Primary Health Care of the Capital Area, Department of Family Medicine, Reykjavik, Iceland.
Faculty of Medicine, Department of Medicine, University of Iceland, Reykjavik, Iceland.
Sleep. 2024 Apr 12;47(4). doi: 10.1093/sleep/zsae035.
Excessive daytime sleepiness (EDS) is a major symptom of obstructive sleep apnea (OSA). Traditional polysomnographic (PSG) measures only partially explain EDS in OSA. This study analyzed traditional and novel PSG characteristics of two different measures of EDS among patients with OSA.
Sleepiness was assessed using the Epworth Sleepiness Scale (>10 points defined as "risk of dozing") and a measure of general sleepiness (feeling sleepy ≥ 3 times/week defined as "feeling sleepy"). Four sleepiness phenotypes were identified: "non-sleepy," "risk of dozing only," "feeling sleepy only," and "both at risk of dozing and feeling sleepy."
Altogether, 2083 patients with OSA (69% male) with an apnea-hypopnea index (AHI) ≥ 5 events/hour were studied; 46% were "non-sleepy," 26% at "risk of dozing only," 7% were "feeling sleepy only," and 21% reported both. The two phenotypes at "risk of dozing" had higher AHI, more severe hypoxemia (as measured by oxygen desaturation index, minimum and average oxygen saturation [SpO2], time spent < 90% SpO2, and hypoxic impacts) and they spent less time awake, had shorter sleep latency, and higher heart rate response to arousals than "non-sleepy" and "feeling sleepy only" phenotypes. While statistically significant, effect sizes were small. Sleep stages, frequency of arousals, wake after sleep onset and limb movement did not differ between sleepiness phenotypes after adjusting for confounders.

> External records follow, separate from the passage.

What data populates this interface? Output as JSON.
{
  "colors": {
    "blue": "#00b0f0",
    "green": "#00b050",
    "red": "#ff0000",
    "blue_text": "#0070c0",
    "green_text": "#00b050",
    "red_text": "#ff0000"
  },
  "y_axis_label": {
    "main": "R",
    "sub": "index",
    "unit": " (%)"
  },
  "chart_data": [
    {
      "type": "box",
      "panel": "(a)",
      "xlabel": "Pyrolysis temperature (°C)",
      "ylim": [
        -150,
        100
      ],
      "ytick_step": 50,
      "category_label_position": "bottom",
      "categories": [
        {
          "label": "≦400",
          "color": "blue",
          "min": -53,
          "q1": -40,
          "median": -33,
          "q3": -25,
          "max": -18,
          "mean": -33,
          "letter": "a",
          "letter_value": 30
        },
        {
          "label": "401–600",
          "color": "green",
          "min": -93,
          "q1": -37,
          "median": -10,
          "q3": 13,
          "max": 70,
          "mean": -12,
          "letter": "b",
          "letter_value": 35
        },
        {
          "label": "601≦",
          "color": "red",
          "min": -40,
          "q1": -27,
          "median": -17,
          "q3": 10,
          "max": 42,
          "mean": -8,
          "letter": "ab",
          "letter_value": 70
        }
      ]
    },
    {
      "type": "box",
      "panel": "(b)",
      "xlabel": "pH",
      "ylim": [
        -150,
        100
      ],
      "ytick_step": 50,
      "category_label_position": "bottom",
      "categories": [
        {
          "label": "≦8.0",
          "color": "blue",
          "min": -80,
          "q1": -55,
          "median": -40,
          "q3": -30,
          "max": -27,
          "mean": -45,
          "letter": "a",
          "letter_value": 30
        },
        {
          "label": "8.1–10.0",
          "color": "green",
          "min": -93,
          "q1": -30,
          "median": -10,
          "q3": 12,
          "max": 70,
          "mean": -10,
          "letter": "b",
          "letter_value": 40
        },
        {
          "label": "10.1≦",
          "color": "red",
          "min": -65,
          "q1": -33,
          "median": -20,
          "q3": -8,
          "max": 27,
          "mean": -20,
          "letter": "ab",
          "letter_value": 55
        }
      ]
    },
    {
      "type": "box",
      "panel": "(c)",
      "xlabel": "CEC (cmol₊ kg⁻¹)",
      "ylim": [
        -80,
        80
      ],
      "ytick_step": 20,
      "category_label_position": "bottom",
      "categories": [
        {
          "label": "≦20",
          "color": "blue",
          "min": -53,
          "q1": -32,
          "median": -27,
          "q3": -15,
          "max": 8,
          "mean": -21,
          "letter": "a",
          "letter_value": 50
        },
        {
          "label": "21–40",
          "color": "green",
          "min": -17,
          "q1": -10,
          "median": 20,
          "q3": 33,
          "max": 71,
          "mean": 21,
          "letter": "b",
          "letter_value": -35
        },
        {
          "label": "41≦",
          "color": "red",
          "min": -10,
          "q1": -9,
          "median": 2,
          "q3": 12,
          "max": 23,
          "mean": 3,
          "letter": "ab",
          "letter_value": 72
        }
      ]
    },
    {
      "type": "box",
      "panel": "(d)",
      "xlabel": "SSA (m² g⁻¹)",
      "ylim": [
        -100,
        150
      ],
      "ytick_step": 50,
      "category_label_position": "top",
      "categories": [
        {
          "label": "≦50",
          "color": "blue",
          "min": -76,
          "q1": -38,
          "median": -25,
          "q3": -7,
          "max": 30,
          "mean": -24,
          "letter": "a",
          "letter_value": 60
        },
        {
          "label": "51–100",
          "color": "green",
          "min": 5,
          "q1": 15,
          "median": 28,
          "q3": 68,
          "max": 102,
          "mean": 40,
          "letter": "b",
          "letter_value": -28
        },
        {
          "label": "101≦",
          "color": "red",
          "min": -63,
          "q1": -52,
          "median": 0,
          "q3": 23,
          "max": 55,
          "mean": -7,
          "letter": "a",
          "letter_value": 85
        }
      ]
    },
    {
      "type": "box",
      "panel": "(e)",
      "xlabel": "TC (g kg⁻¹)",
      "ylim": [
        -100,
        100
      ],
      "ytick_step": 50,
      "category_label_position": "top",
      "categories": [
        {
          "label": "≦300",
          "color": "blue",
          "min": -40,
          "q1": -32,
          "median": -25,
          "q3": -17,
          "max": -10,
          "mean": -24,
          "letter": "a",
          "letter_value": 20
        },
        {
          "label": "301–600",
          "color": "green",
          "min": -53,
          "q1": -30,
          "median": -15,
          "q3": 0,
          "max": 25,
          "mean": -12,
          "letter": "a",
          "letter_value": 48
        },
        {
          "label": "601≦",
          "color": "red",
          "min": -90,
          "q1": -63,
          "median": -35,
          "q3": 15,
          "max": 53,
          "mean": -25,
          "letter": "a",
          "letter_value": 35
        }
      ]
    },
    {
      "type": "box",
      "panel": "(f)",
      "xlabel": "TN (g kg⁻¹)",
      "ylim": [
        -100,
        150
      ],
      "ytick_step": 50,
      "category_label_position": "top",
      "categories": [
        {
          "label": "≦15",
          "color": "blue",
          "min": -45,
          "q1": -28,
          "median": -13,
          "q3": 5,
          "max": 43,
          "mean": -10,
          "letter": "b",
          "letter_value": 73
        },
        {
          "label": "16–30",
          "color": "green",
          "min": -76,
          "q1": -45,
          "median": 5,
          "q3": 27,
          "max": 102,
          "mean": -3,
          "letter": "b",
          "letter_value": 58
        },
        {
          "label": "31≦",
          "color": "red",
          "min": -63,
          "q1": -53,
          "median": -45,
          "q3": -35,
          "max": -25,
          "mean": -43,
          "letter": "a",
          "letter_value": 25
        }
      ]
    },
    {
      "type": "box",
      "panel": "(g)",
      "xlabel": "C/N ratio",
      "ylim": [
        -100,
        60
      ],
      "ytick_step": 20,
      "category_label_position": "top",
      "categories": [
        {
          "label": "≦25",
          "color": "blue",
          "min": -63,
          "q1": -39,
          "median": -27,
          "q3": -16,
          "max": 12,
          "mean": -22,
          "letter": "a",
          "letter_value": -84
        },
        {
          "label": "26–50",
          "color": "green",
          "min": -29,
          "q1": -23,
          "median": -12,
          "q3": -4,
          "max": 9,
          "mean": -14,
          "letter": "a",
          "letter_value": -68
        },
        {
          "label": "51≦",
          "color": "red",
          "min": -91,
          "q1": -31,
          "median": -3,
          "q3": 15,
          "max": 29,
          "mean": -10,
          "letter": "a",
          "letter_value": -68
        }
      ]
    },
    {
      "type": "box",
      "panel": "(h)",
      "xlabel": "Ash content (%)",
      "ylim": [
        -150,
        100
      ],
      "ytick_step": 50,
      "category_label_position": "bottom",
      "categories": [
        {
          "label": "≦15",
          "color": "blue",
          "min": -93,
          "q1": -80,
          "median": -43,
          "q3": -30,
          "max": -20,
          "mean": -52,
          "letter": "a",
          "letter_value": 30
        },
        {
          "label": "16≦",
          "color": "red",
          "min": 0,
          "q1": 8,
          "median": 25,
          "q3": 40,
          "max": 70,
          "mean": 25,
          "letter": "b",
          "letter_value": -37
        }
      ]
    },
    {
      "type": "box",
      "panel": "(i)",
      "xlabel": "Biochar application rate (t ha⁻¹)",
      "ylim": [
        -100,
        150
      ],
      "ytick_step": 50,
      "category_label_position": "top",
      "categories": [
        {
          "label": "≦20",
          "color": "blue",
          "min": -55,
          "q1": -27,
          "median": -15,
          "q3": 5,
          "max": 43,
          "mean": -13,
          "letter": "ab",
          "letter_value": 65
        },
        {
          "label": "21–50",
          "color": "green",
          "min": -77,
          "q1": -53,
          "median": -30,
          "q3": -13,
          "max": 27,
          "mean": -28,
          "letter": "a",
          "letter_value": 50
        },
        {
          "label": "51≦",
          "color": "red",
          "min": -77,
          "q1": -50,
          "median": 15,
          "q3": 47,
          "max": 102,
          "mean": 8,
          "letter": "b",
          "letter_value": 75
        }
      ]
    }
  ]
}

In a large international group of patients with OSA, PSG characteristics were weakly associated with EDS. The physiological measures differed among individuals characterized as "risk of dozing" or "non-sleepy," while "feeling sleepy only" did not differ from "non-sleepy" individuals.
日间嗜睡(EDS)是阻塞性睡眠呼吸暂停(OSA)的主要症状。传统的多导睡眠图(PSG)测量仅部分解释了 OSA 中的 EDS。本研究分析了 OSA 患者两种不同 EDS 测量方法的传统和新型 PSG 特征。
使用 Epworth 嗜睡量表(>10 分定义为“瞌睡风险”)和一般嗜睡测量(每周嗜睡≥3 次定义为“嗜睡”)评估嗜睡。确定了 4 种嗜睡表型:“不嗜睡”、“仅瞌睡风险”、“仅嗜睡”和“既瞌睡风险又嗜睡”。
共研究了 2083 例 OSA(69%为男性)患者,其呼吸暂停低通气指数(AHI)≥5 次/小时;46%为“不嗜睡”,26%为“仅瞌睡风险”,7%为“仅嗜睡”,21%为两者兼有。两种“瞌睡风险”表型的 AHI 更高,更严重的低氧血症(用氧减指数、最低和平均血氧饱和度[SpO2]、<90%SpO2 时间和缺氧影响来衡量),并且他们清醒时间更少,睡眠潜伏期更短,对唤醒的心率反应更高,与“不嗜睡”和“仅嗜睡”表型相比。虽然具有统计学意义,但效应大小较小。调整混杂因素后,睡眠阶段、唤醒次数、睡眠起始后觉醒和肢体运动在嗜睡表型之间没有差异。
在一组大型国际 OSA 患者中,PSG 特征与 EDS 相关性较弱。在被描述为“瞌睡风险”或“不嗜睡”的个体中,生理测量结果存在差异,而“仅嗜睡”与“不嗜睡”个体没有差异。